After a disappointing 2021, Downs fell off Baseball America’s top 100 list completely but was still regarded by the publication as the No. 19 prospect in the Red Sox organization. He once again broke camp with the WooSox this spring but still struggled to find his footing at the plate even while repeating a level.

In 81 games with the WooSox this year, Downs batted .197/.316/.412 with 11 doubles, one triple, 16 homers, 33 runs driven in, 56 runs scored, 18 stolen bases, 38 walks, and 99 strikeouts across 335 trips to the plate. He made his major-league debut in June but hit just .154 (6-for-39) with one home run, four RBIs, four runs scored, one walk, and 21 strikeouts over 14 games before being sent back down to Worcester in late July. On August 18, Downs suffered a left ankle sprain that prematurely ended his season. He returned to action in the Puerto Rican Winter League, but managed a meager .146/.263/.188 slash line in 16 games with the Indios de Mayaguez before being released by the club earlier this month.

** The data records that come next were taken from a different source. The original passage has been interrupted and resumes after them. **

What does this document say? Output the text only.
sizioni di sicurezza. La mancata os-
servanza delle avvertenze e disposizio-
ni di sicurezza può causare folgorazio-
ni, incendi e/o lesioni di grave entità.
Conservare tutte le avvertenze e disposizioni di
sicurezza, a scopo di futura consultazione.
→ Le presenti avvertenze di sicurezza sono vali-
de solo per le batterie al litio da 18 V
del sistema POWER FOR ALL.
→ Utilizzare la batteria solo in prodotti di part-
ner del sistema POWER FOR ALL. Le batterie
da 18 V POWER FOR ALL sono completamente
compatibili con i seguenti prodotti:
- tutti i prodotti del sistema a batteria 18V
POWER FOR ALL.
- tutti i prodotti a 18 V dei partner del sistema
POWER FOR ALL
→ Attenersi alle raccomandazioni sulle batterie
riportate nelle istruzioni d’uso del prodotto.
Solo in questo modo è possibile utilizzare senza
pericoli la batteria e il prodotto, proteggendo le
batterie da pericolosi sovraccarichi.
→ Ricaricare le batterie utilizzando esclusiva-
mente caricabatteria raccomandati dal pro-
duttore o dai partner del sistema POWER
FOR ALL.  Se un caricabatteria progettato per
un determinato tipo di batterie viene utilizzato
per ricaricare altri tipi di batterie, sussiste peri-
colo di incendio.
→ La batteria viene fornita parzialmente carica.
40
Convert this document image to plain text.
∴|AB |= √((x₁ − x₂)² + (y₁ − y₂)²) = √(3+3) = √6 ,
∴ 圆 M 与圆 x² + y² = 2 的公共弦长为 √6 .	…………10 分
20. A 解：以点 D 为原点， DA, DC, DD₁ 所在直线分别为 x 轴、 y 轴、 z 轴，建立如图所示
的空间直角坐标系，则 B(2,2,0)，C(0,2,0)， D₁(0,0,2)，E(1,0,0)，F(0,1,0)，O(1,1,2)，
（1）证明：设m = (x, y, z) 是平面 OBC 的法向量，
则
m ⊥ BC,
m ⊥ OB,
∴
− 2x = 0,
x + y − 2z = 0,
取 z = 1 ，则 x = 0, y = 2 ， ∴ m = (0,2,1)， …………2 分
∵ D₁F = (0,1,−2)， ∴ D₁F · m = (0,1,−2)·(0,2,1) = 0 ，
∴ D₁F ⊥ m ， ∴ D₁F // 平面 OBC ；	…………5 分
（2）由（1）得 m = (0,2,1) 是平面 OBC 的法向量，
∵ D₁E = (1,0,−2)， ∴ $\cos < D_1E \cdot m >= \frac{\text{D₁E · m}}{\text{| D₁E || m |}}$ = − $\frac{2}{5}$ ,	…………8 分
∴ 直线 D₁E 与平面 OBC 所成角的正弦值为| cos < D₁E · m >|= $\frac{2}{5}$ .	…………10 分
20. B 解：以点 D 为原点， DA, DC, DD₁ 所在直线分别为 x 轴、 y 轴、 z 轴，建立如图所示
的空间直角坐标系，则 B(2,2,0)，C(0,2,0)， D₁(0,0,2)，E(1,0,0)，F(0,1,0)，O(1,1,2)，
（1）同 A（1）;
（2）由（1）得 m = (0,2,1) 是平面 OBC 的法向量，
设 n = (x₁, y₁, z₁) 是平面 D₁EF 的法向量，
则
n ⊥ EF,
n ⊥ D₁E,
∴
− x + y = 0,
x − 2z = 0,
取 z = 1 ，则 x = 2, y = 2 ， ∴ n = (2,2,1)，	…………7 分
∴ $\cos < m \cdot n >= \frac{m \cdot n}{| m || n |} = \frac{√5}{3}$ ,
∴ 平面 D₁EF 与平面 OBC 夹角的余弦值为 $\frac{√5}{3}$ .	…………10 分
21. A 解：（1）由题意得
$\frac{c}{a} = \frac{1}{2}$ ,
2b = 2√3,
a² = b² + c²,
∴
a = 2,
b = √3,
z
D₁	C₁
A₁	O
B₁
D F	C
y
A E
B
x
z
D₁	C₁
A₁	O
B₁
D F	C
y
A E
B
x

Despite the fact that he is still just 24 years old and was once, the Red Sox elected to designate Downs for assignment less than three years after trading for him. The decision to cut bait with Downs carries more weight when the other two players from the Betts deal have not exactly panned out, either. Verdugo, for the most part, has been an average outfielder in each of the last three seasons while Wong has accrued 70 big-league plate appearances over the last two seasons and projects to be a backup catcher as opposed to a starter.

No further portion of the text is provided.